Ketika Serikat menuntut untuk mengetahui mengapa 40 perempuan itu tidak lagi dipanggil untuk bekerja, manajemen menyatakan bahwa hal itu terjadi karena “kinerja yang buruk” – gagal memenuhi target harian mereka. Namun kesamaan Sri Rezeki, Eti dan Suwarni dengan 35 buruh perempuan yang dipekerjakan sebagai buruh harian selama 20 tahun dan dua perempuan lainnya, Rusmiyati dan Desiyanti, yang bekerja selama 13 tahun, adalah mereka secara resmi meminta untuk dijadikan pekerja tetap. Mereka telah meminta untuk diangkat menjadi pekerja tetap pada 2010, 2012, dan 2017.

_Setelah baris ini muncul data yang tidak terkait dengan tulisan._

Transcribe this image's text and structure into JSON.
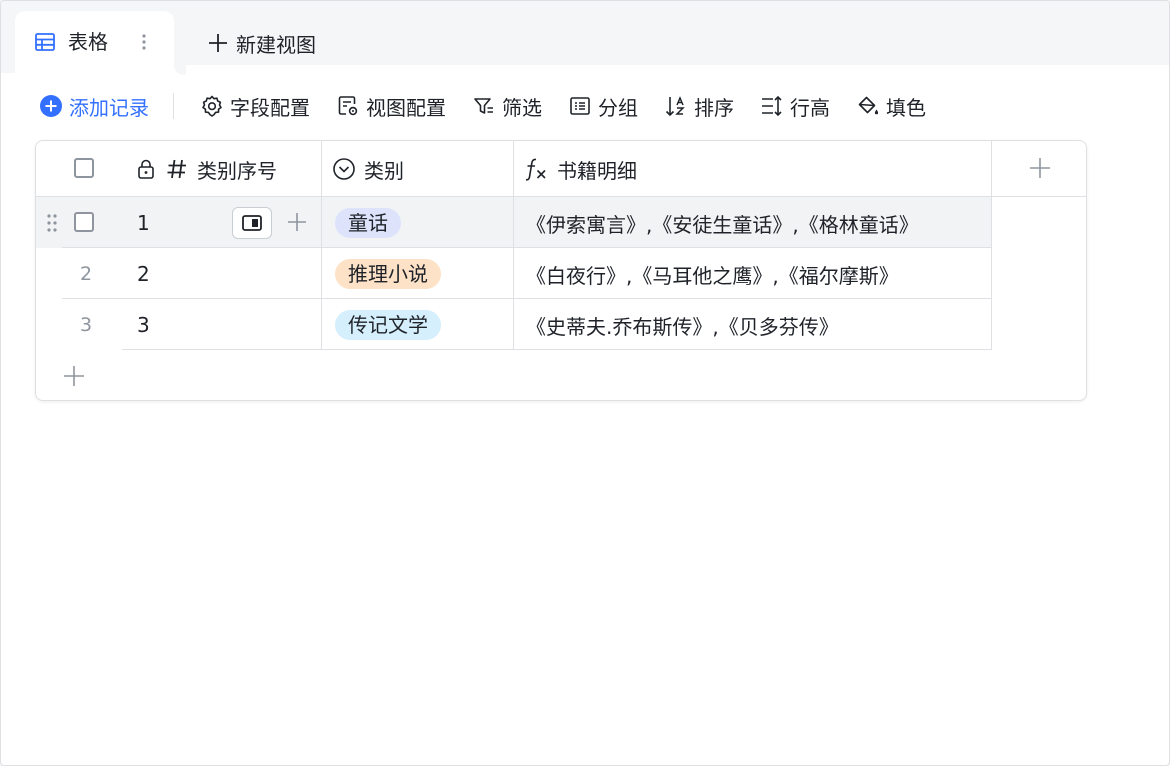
{
  "tabs": {
    "active": {
      "label": "表格",
      "icon": "table-icon"
    },
    "new_view": {
      "label": "新建视图",
      "icon": "plus-icon"
    }
  },
  "toolbar": {
    "add_record": "添加记录",
    "field_config": "字段配置",
    "view_config": "视图配置",
    "filter": "筛选",
    "group": "分组",
    "sort": "排序",
    "row_height": "行高",
    "fill_color": "填色"
  },
  "table": {
    "columns": [
      {
        "label": "类别序号",
        "icon": "hash-icon",
        "locked": true
      },
      {
        "label": "类别",
        "icon": "single-select-icon"
      },
      {
        "label": "书籍明细",
        "icon": "formula-icon"
      }
    ],
    "rows": [
      {
        "index": "1",
        "id": "1",
        "category": "童话",
        "category_color": "#dde3fb",
        "books": "《伊索寓言》,《安徒生童话》,《格林童话》"
      },
      {
        "index": "2",
        "id": "2",
        "category": "推理小说",
        "category_color": "#fde2c8",
        "books": "《白夜行》,《马耳他之鹰》,《福尔摩斯》"
      },
      {
        "index": "3",
        "id": "3",
        "category": "传记文学",
        "category_color": "#d5effc",
        "books": "《史蒂夫.乔布斯传》,《贝多芬传》"
      }
    ]
  },
  "colors": {
    "accent": "#3370ff",
    "border": "#dee0e3",
    "hover_row": "#f2f3f5"
  }
}
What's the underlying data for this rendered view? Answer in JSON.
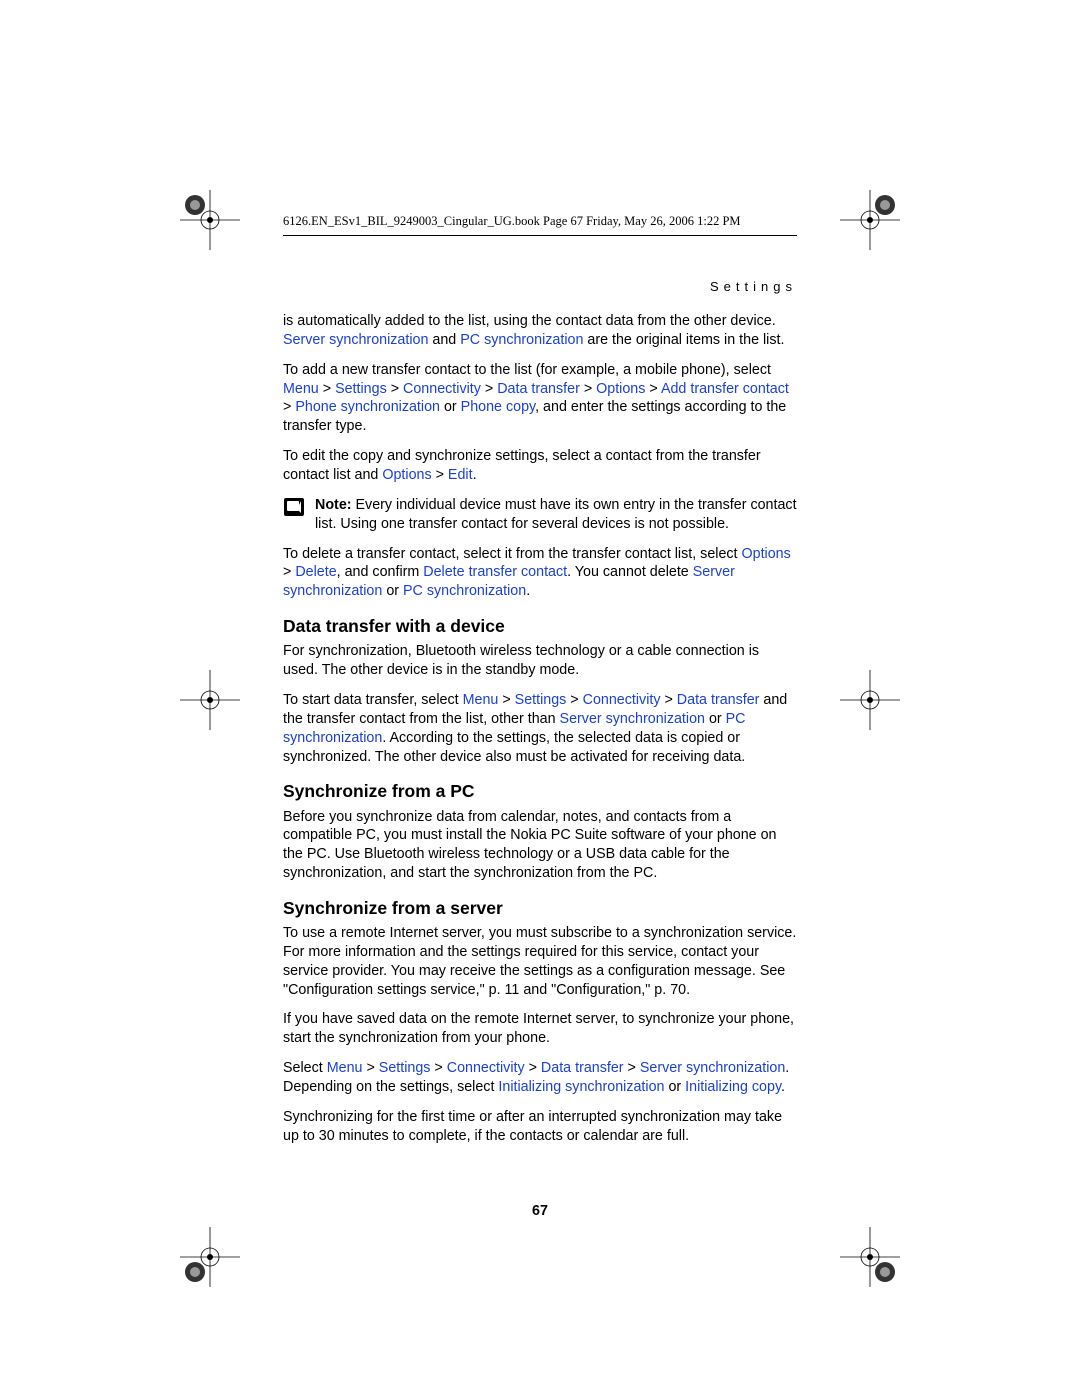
{
  "header": "6126.EN_ESv1_BIL_9249003_Cingular_UG.book  Page 67  Friday, May 26, 2006  1:22 PM",
  "section_label": "Settings",
  "page_number": "67",
  "p1a": "is automatically added to the list, using the contact data from the other device. ",
  "p1b": "Server synchronization",
  "p1c": " and ",
  "p1d": "PC synchronization",
  "p1e": " are the original items in the list.",
  "p2a": "To add a new transfer contact to the list (for example, a mobile phone), select ",
  "p2b": "Menu",
  "p2c": " > ",
  "p2d": "Settings",
  "p2e": " > ",
  "p2f": "Connectivity",
  "p2g": " > ",
  "p2h": "Data transfer",
  "p2i": " > ",
  "p2j": "Options",
  "p2k": " > ",
  "p2l": "Add transfer contact",
  "p2m": " > ",
  "p2n": "Phone synchronization",
  "p2o": " or ",
  "p2p": "Phone copy",
  "p2q": ", and enter the settings according to the transfer type.",
  "p3a": "To edit the copy and synchronize settings, select a contact from the transfer contact list and ",
  "p3b": "Options",
  "p3c": " > ",
  "p3d": "Edit",
  "p3e": ".",
  "note1a": "Note:",
  "note1b": " Every individual device must have its own entry in the transfer contact list. Using one transfer contact for several devices is not possible.",
  "p4a": "To delete a transfer contact, select it from the transfer contact list, select ",
  "p4b": "Options",
  "p4c": " > ",
  "p4d": "Delete",
  "p4e": ", and confirm ",
  "p4f": "Delete transfer contact",
  "p4g": ". You cannot delete ",
  "p4h": "Server synchronization",
  "p4i": " or ",
  "p4j": "PC synchronization",
  "p4k": ".",
  "h1": "Data transfer with a device",
  "p5": "For synchronization, Bluetooth wireless technology or a cable connection is used. The other device is in the standby mode.",
  "p6a": "To start data transfer, select ",
  "p6b": "Menu",
  "p6c": " > ",
  "p6d": "Settings",
  "p6e": " > ",
  "p6f": "Connectivity",
  "p6g": " > ",
  "p6h": "Data transfer",
  "p6i": " and the transfer contact from the list, other than ",
  "p6j": "Server synchronization",
  "p6k": " or ",
  "p6l": "PC synchronization",
  "p6m": ". According to the settings, the selected data is copied or synchronized. The other device also must be activated for receiving data.",
  "h2": "Synchronize from a PC",
  "p7": "Before you synchronize data from calendar, notes, and contacts from a compatible PC, you must install the Nokia PC Suite software of your phone on the PC. Use Bluetooth wireless technology or a USB data cable for the synchronization, and start the synchronization from the PC.",
  "h3": "Synchronize from a server",
  "p8": "To use a remote Internet server, you must subscribe to a synchronization service. For more information and the settings required for this service, contact your service provider. You may receive the settings as a configuration message. See \"Configuration settings service,\" p. 11 and \"Configuration,\" p. 70.",
  "p9": "If you have saved data on the remote Internet server, to synchronize your phone, start the synchronization from your phone.",
  "p10a": "Select ",
  "p10b": "Menu",
  "p10c": " > ",
  "p10d": "Settings",
  "p10e": " > ",
  "p10f": "Connectivity",
  "p10g": " > ",
  "p10h": "Data transfer",
  "p10i": " > ",
  "p10j": "Server synchronization",
  "p10k": ". Depending on the settings, select ",
  "p10l": "Initializing synchronization",
  "p10m": " or ",
  "p10n": "Initializing copy",
  "p10o": ".",
  "p11": "Synchronizing for the first time or after an interrupted synchronization may take up to 30 minutes to complete, if the contacts or calendar are full."
}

Setelah serikat pekerja mendapatkan pengakuan dari perusahaan pada akhir tahun 2021 (setelah perjuang selama 12 tahun untuk hak-hak serikat pekerja) dan merundingkan kesepakatan bersama pertamanya, diringan untuk pekerjaan tetap bagi pekerja harian perempuan meningkat pada tahun 2022. Sebagai tanggapan manajemen secara sederhana berhenti memanggil mereka untuk bekerja. Hanya setelah serikat pekerja menuntut para perempuan ini untuk melanjutkan pekerjaannya dan dijadikan pekerja permanen, Manajemen mengklaim bahwa hal itu terjadi karena “kinerja yang buruk”. Setelah mereka bekerja selama 20 tahun. Jadi pertanyaannya tetap: Bagaimana perusahaan seperti Phillips Seafood dapat memutuskan bahwa pekerja harian perempuan di Indonesia yang mengekstraksi dan menyiapkan daging kepiting untuk restorannya di AS selama dua dekade, memiliki kinerja yang buruk dan sekarang mereka berhentikan begitu saja?